Lastly, Roundabout will offer a spring Broadway revival of the comic operetta “The Pirates of Penzance.” The production will mark a creative reunion between director Scott Ellis, librettist Rupert Holmes and actor David Hyde Pierce, who in 2007 collaborated on the Broadway musical “Curtains.” Ellis, a Tony-nominated veteran who is Roundabout’s interim artistic director, will direct the new staging of “Penzance,” which will feature a fresh adaptation by Tony winner Holmes and a leading performance from Tony winner Pierce — who will portray Gilbert, Sullivan and the Major General. Tony nominee Ramin Karimloo will co-star as the Pirate King in the production, set to begin performances in April 2025. Holmes’ new interpretation, described in press materials as “jazz-inspired,” unfolds as a pirate ship docks in New Orleans.

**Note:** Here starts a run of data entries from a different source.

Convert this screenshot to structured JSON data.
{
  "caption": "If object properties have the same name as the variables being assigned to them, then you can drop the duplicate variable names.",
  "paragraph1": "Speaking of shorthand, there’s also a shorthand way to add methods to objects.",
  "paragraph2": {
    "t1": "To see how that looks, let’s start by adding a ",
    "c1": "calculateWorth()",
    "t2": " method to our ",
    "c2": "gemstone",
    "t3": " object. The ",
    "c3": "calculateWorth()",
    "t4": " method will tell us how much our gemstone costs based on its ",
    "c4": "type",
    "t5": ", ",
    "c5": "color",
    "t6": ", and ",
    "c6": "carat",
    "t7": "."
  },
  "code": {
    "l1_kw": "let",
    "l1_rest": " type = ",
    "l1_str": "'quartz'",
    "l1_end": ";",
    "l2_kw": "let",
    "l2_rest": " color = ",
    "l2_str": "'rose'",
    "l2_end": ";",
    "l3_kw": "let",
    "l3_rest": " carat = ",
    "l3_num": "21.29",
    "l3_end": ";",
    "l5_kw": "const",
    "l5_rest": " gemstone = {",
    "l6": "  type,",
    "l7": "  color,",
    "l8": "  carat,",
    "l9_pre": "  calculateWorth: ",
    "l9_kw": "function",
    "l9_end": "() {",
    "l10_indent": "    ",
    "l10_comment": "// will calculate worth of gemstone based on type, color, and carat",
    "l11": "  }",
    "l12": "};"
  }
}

According to press notes, the story features “a tongue-twisting Major General, a rabble-rousing Pirate King, newly imagined young lovers, daring daughters, footloose pirates and fleet-footed police.” “Penzance” features music by Arthur Sullivan and words by W.S. Gilbert. Rounding out the revival’s creative team will be Tony-winning choreographer Warren Carlyle and Tony-nominated music director Joseph Joubert, who is also crafting orchestrations with Tony winner Daryl Waters.

Roundabout’s Off-Broadway season will feature a pair of world-premiere plays: Meghan Kennedy’s “The Counter” (September 2024), directed by Tony winner David Cromer, and Tony nominee Bess Wohl’s “Liberation” (January 2025), to be directed by Whitney White.

A Roundabout Underground offering, at the Black Box Theater, will be shared at a later date.

“In planning the season — my first as interim artistic director — it was important to me to remain steadfast to Roundabout’s mission, and to [late artistic director and CEO] Todd [Haimes]’ vision for this extraordinary company,” Ellis said in a statement. “I believe this lineup is one that he would have been proud of, as we bring together a group of exceptional artists to stage these works — both classic and new. I am thrilled the season will close with our jazz-infused, New Orleans-style production of ‘The Pirates of Penzance’ — which began as a benefit concert last season, and which Todd was passionately committed to producing.”

Further information for all productions, including exact dates, casting and creative team members, will be announced.


Ruthie Fierberg contributed reporting to this article.